To love and to be loved, to both give and receive while both expressing and overcoming hostility and indifference—it does seem like the right third stage in this developmental schema, but it’s wholly neglected by Freud. A passing line at the end of the paper gives us some sense of why: “Of these three polarities we might describe that of activity-passivity as the biological, that of ego-external world as the real, and finally that of pleasure-unpleasure as the economic polarity” (p. 140). Earlier he offers a jarring portrayal of this relegation of activity-passivity to the biological: “The antithesis active-passive coalesces later with the antithesis masculine-feminine, which, until this has taken place, has no psychological meaning” (p. 134). In other words, men love, and women are loved. Freud does note that the “coupling of activity with masculinity and of passivity with femininity… is by no means so invariably complete and exclusive as we are inclined to assume”, but insofar as the polarity is settled by culture, it “has no psychological meaning” (p. 134).

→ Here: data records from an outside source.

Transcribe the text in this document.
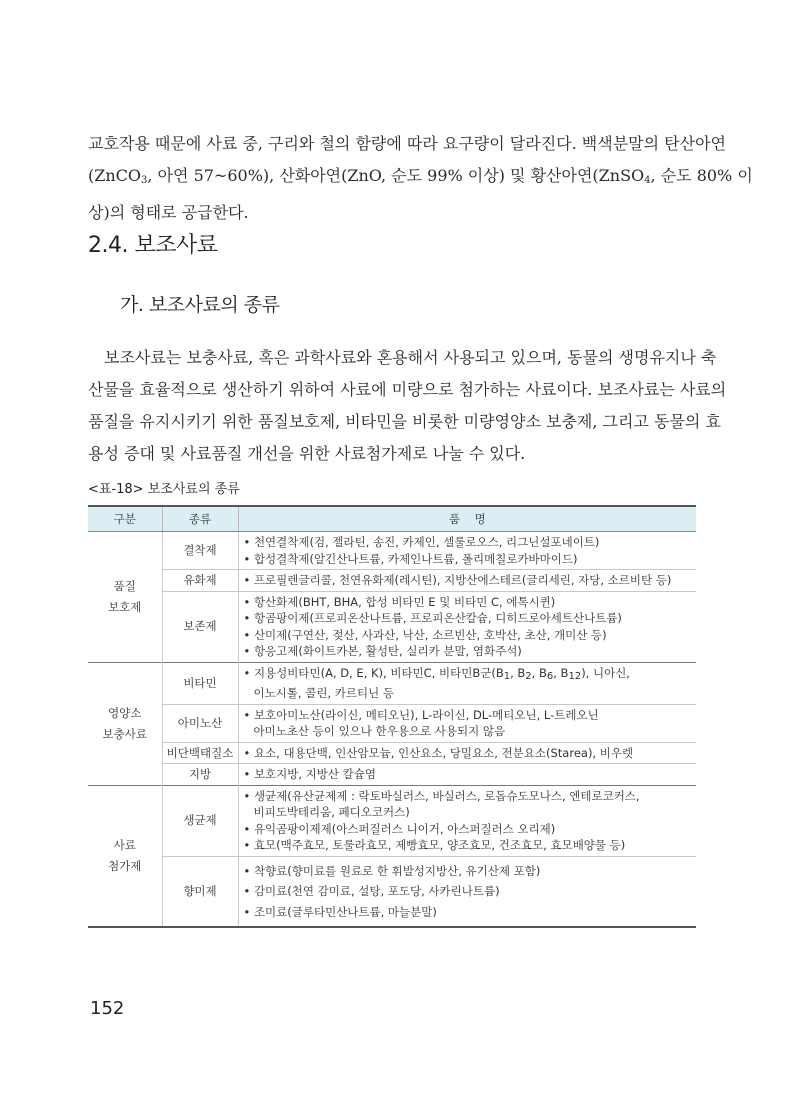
교호작용 때문에 사료 중, 구리와 철의 함량에 따라 요구량이 달라진다. 백색분말의 탄산아연
(ZnCO$_3$, 아연 57~60%), 산화아연(ZnO, 순도 99% 이상) 및 황산아연(ZnSO$_4$, 순도 80% 이
상)의 형태로 공급한다.
2.4. 보조사료
가. 보조사료의 종류
보조사료는 보충사료, 혹은 과학사료와 혼용해서 사용되고 있으며, 동물의 생명유지나 축
산물을 효율적으로 생산하기 위하여 사료에 미량으로 첨가하는 사료이다. 보조사료는 사료의
품질을 유지시키기 위한 품질보호제, 비타민을 비롯한 미량영양소 보충제, 그리고 동물의 효
용성 증대 및 사료품질 개선을 위한 사료첨가제로 나눌 수 있다.
<표-18> 보조사료의 종류
구분	종류	품    명

품질
보호제	결착제	• 천연결착제(검, 젤라틴, 송진, 카제인, 셀룰로오스, 리그닌설포네이트)
• 합성결착제(알긴산나트륨, 카제인나트륨, 폴리메칠로카바마이드)

	유화제	• 프로필렌글리콜, 천연유화제(레시틴), 지방산에스테르(글리세린, 자당, 소르비탄 등)

	보존제	• 항산화제(BHT, BHA, 합성 비타민 E 및 비타민 C, 에톡시퀸)
• 항곰팡이제(프로피온산나트륨, 프로피온산칼슘, 디히드로아세트산나트륨)
• 산미제(구연산, 젖산, 사과산, 낙산, 소르빈산, 호박산, 초산, 개미산 등)
• 항응고제(화이트카본, 활성탄, 실리카 분말, 염화주석)

영양소
보충사료	비타민	• 지용성비타민(A, D, E, K), 비타민C, 비타민B군($B_1$, $B_2$, $B_6$, $B_{12}$), 니아신,
이노시톨, 콜린, 카르티닌 등

	아미노산	• 보호아미노산(라이신, 메티오닌), L-라이신, DL-메티오닌, L-트레오닌
아미노초산 등이 있으나 한우용으로 사용되지 않음

	비단백태질소	• 요소, 대용단백, 인산암모늄, 인산요소, 당밀요소, 전분요소(Starea), 비우렛

	지방	• 보호지방, 지방산 칼슘염

사료
첨가제	생균제	• 생균제(유산균제제 : 락토바실러스, 바실러스, 로돕슈도모나스, 엔테로코커스,
비피도박테리움, 페디오코커스)
• 유익곰팡이제제(아스퍼질러스 니이거, 아스퍼질러스 오리제)
• 효모(맥주효모, 토룰라효모, 제빵효모, 양조효모, 건조효모, 효모배양물 등)

	향미제	• 착향료(향미료를 원료로 한 휘발성지방산, 유기산제 포함)
• 감미료(천연 감미료, 설탕, 포도당, 사카린나트륨)
• 조미료(글루타민산나트륨, 마늘분말)
152
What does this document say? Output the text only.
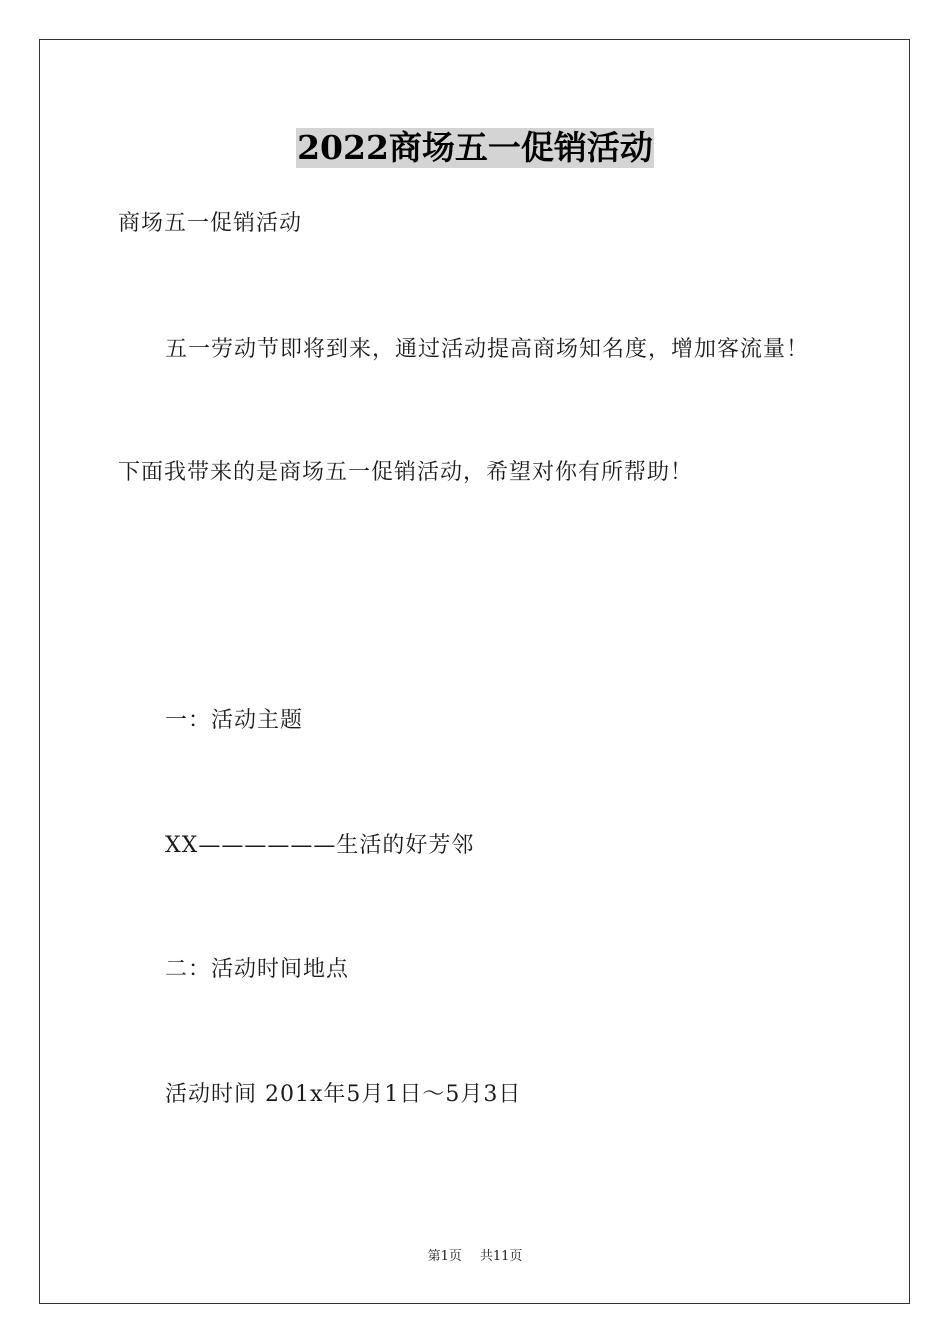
2022商场五一促销活动
商场五一促销活动
五一劳动节即将到来，通过活动提高商场知名度，增加客流量！
下面我带来的是商场五一促销活动，希望对你有所帮助！
一：活动主题
XX——————生活的好芳邻
二：活动时间地点
活动时间 201x年5月1日～5月3日
第1页 共11页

There’s something of interest here, it’s not all just gender anachronism. Culture does solve certain things for us, at the same time that it produces new problems. But it’s still not clear that, even within Freud’s conceptual universe, this explanation is satisfactory. A possible third developmental stage that bears no psychological meaning is a bright red flag that Freud should have recognized. An outmoded gender conception only gets us so far as an explanation for this oversight.
To my mind, the reason for his quick gloss on the third polarity is that it uncomfortably raises the possibility of resolution; of sublimating the love-hate opposition into a love-being loved distinction. You can’t overcome ambivalence, right? Is it really possible to imagine such dialectical resolution in psychoanalysis? To think of hate as something that can be transcended, lifted up into a new, more innocuous stage of being much as the love-hate distinction revalued indifference? Freud always had a need for loved friends and hated enemies. The opposition just seems so natural—directing one part of your energy to warmth, care, and sex, and the other part to burying those who deserve it. The possibility of something more than this appears ridiculous, like Al-Ghazali’s (2005) proposal of a third judge beyond reason or the senses, opening a third eye that you never knew you had.
The moment is gone before it ever really happens. Before you can ask, “Wait, what about love-being loved?”, the whole metapsychology comes crashing down, and in its wake arises a new conceptual universe within which Eros is locked in eternal struggle with the death drive. Just a passing dream, one that wouldn’t even stick without interpretation.